Für die Volkswirtschaften in Europa sind die Auswirkungen zwar spürbarer, sie bleiben aus volkswirtschaftlicher Sicht dennoch begrenzt. Gemäss obengenannter Studie könnte die Eurozone 2022 und 2023 etwa 0,5% an realem Wachstum einbüssen. Dies vor allem auch, weil die hohe Inflation etwas länger anhalten wird. Eine eigentliche Rezession in Europa ist auch aufgrund der robusten Aufholeffekte nach der Pandemie aus heutiger Sicht nicht zu erwarten. Obige ökonomische Zusammenhänge sind wohl auch der Grund, dass wir in Europa weiter entfernte regionale militärische Konflikte verdrängen können, da sie das wirtschaftliche Geschehen in unserem Alltag nicht wirklich spürbar betreffen.

Empfehlungen für Anleger

Jeder Erfahrungswert der vergangenen Jahrzehnte belegt, dass Anleger mit einer breit diversifizierten und sorgfältig umgesetzten Anlagestrategie diese aufgrund eines regionalen militärischen Konfliktes nicht überstürzt aufgeben sollten. Es ist gerade die Stabilität der Institutionen und Volkswirtschaften von Rechtsstaaten, die es erlaubt, diese Verwerfungen an den Märkten auszusitzen. So haben die amerikanischen Aktienindizes gestern im späteren Handelsverlauf sogar bereits ins Plus gedreht.

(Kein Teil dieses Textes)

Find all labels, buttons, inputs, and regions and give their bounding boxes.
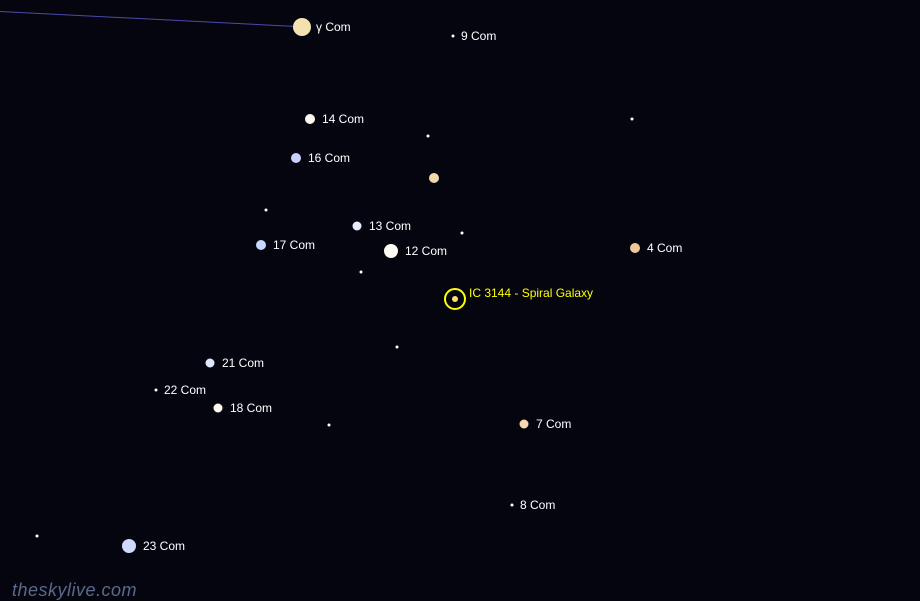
star [291, 153, 301, 163]
star-label: 23 Com [143, 539, 185, 553]
star [122, 539, 136, 553]
star [305, 114, 315, 124]
star-label: γ Com [316, 20, 351, 34]
star [384, 244, 398, 258]
star-chart: γ Com 9 Com 14 Com 16 Com 13 Com 17 Com 12 Com… [0, 0, 920, 600]
star [427, 135, 430, 138]
star [328, 424, 331, 427]
star [206, 359, 215, 368]
star [353, 222, 362, 231]
star [214, 404, 223, 413]
star-label: 12 Com [405, 244, 447, 258]
star [360, 271, 363, 274]
star-label: 8 Com [520, 498, 555, 512]
star [256, 240, 266, 250]
star-label: 18 Com [230, 401, 272, 415]
target-dot [452, 296, 458, 302]
star [429, 173, 439, 183]
watermark: theskylive.com [12, 580, 137, 601]
star-label: 13 Com [369, 219, 411, 233]
star-label: 17 Com [273, 238, 315, 252]
star [155, 389, 158, 392]
star [265, 209, 268, 212]
star-label: 21 Com [222, 356, 264, 370]
star-label: 4 Com [647, 241, 682, 255]
target-label: IC 3144 - Spiral Galaxy [469, 286, 593, 300]
star-label: 16 Com [308, 151, 350, 165]
star [396, 346, 399, 349]
star-label: 22 Com [164, 383, 206, 397]
star [461, 232, 464, 235]
star [36, 535, 39, 538]
star [630, 243, 640, 253]
constellation-line [0, 11, 297, 27]
star-label: 14 Com [322, 112, 364, 126]
star [511, 504, 514, 507]
star-label: 7 Com [536, 417, 571, 431]
star-label: 9 Com [461, 29, 496, 43]
star [520, 420, 529, 429]
star [631, 118, 634, 121]
star [293, 18, 311, 36]
star [452, 35, 455, 38]
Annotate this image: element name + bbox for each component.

Eine erhöhte Volatilität dürfte uns in den nächsten Tagen erhalten bleiben, aber eine anschliessende substanzielle Erholung über die kommenden Monate ist das wahrscheinlichste Szenario. 

Wir haben in unserer Anlagestrategie die Aktienquote am 23. Februar etwas reduziert. Ausserdem haben wir Anlagefonds, die in geringem Umfang in russische Wertschriften investiert sind, abgestossen. Die Bedeutung russischer Anleihen und Aktien war aber immer im Bereich von deutlich unter einem Prozent unserer gesamten Anlagestrategie. Durch die Definition von Anlageindizes, nach denen sich Finanzprodukte ausrichten, war bisher eine geringe Exposition in russische Wertschriften unvermeidlich. Künftig dürfte sich dies ebenfalls ändern und «Russia-free» Indizes dürften sich in der Eurozone und den USA aufgrund der Sanktionen durchsetzen. 

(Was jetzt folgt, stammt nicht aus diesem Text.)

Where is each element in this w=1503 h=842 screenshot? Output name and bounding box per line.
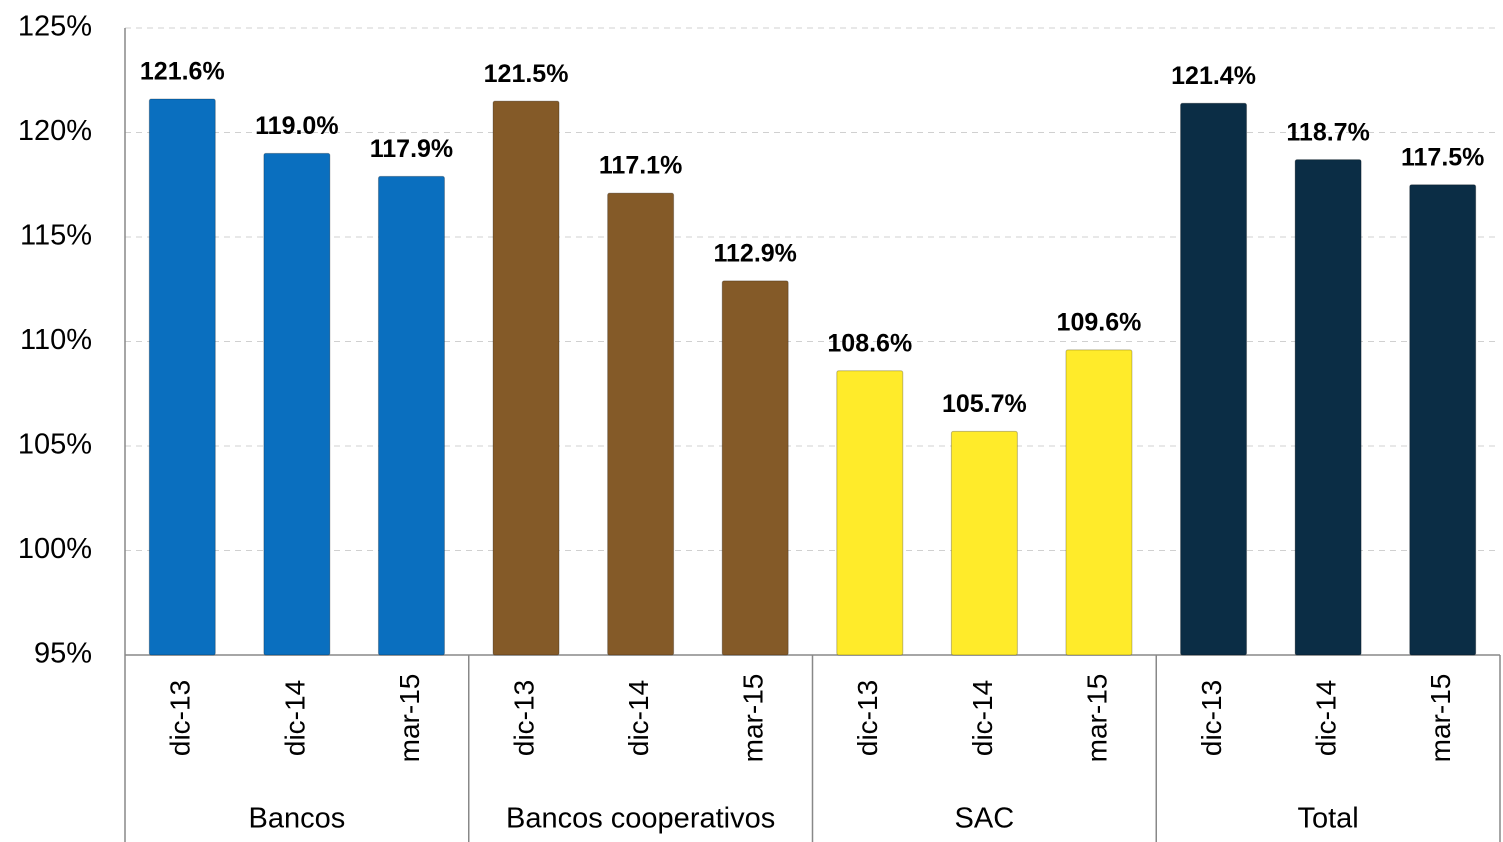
- value-label: 105.7%: [942, 390, 1027, 418]
- x-tick-label: dic-13: [165, 680, 196, 756]
- bar: [377, 175, 445, 656]
- value-label: 117.1%: [599, 152, 682, 180]
- value-label: 118.7%: [1286, 118, 1369, 146]
- y-tick-label: 120%: [18, 115, 92, 147]
- group-label: Bancos: [249, 803, 346, 835]
- group-label: Bancos cooperativos: [506, 803, 775, 835]
- bar: [263, 152, 331, 656]
- y-tick-label: 110%: [20, 324, 92, 356]
- value-label: 121.6%: [140, 58, 225, 86]
- x-tick-label: dic-13: [508, 680, 539, 756]
- x-tick-label: dic-14: [279, 680, 310, 756]
- y-tick-label: 125%: [18, 11, 92, 43]
- bar: [1065, 349, 1133, 656]
- x-tick-label: dic-14: [967, 680, 998, 756]
- value-label: 109.6%: [1057, 308, 1142, 336]
- bar: [950, 430, 1018, 656]
- x-tick-label: dic-14: [623, 680, 654, 756]
- value-label: 121.5%: [484, 60, 569, 88]
- bar: [1409, 184, 1477, 656]
- bar: [1294, 159, 1362, 656]
- value-label: 121.4%: [1171, 62, 1256, 90]
- bar: [148, 98, 216, 656]
- x-tick-label: mar-15: [1081, 674, 1112, 763]
- x-tick-label: dic-13: [852, 680, 883, 756]
- value-label: 112.9%: [713, 239, 796, 267]
- bar: [721, 280, 789, 656]
- bar: [607, 192, 675, 656]
- y-tick-label: 100%: [18, 533, 92, 565]
- group-label: Total: [1297, 803, 1358, 835]
- y-tick-label: 95%: [34, 638, 92, 670]
- x-tick-label: mar-15: [394, 674, 425, 763]
- value-label: 117.9%: [370, 135, 453, 163]
- value-label: 117.5%: [1401, 143, 1484, 171]
- x-tick-label: dic-14: [1311, 680, 1342, 756]
- y-tick-label: 115%: [20, 220, 92, 252]
- group-label: SAC: [955, 803, 1015, 835]
- value-label: 108.6%: [827, 329, 912, 357]
- bar: [492, 100, 560, 656]
- bar: [836, 370, 904, 656]
- x-tick-label: mar-15: [1425, 674, 1456, 763]
- x-tick-label: mar-15: [738, 674, 769, 763]
- x-tick-label: dic-13: [1196, 680, 1227, 756]
- y-tick-label: 105%: [18, 429, 92, 461]
- bar: [1180, 102, 1248, 656]
- value-label: 119.0%: [255, 112, 338, 140]
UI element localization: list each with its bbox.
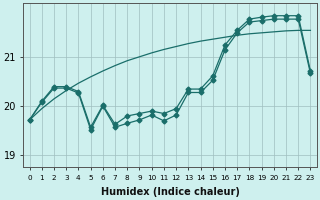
- X-axis label: Humidex (Indice chaleur): Humidex (Indice chaleur): [100, 187, 239, 197]
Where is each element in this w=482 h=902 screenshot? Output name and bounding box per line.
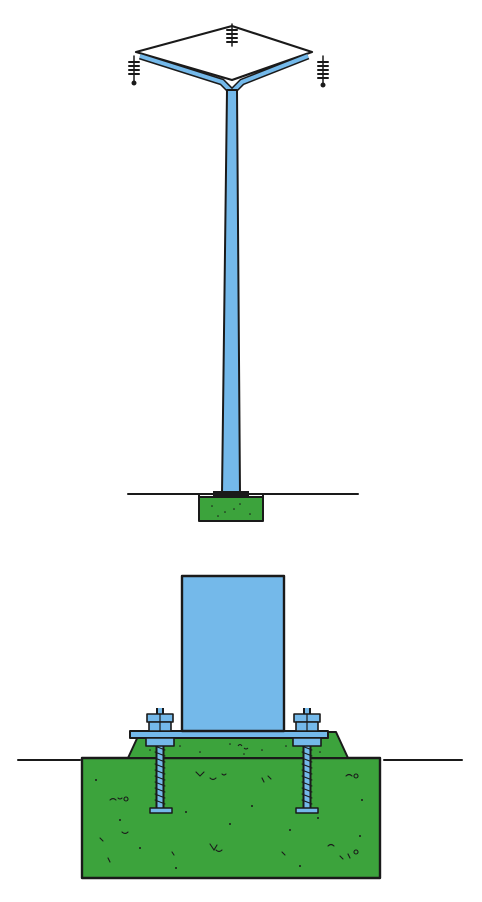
crossarm-frame — [134, 24, 314, 97]
insulator-icon — [317, 55, 329, 88]
nut-icon — [146, 708, 174, 732]
insulator-icon — [128, 55, 140, 86]
pole-elevation — [127, 23, 359, 522]
foundation-block-small — [198, 493, 264, 522]
nut-icon — [293, 708, 321, 732]
anchor-bolt-icon — [145, 737, 175, 814]
pole-shaft — [221, 89, 241, 495]
insulator-icon — [226, 23, 238, 47]
foundation-block-large — [80, 756, 382, 880]
base-detail — [17, 574, 463, 880]
pole-section — [180, 574, 286, 733]
anchor-bolt-icon — [292, 737, 322, 814]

Obwohl es meine Aufgabe als Chief Investment Officer ist, auch in diesen düsteren Zeiten für eine möglichst optimale Bewirtschaftung der Vermögen unserer Kundinnen und Kunden zu sorgen, geht es in diesen Tagen nicht um die Zehntelprozent-Optimierung von Anlageergebnissen. Es geht in diesen Tagen um nichts weniger als um die Verteidigung unserer rechtstaatlichen Demokratien gegen skrupellose und gewaltbereite Angreifer. In Finanzfragen gerade jetzt Ruhe zu bewahren, unterstützt dieses Ziel aus ökonomischer Sicht.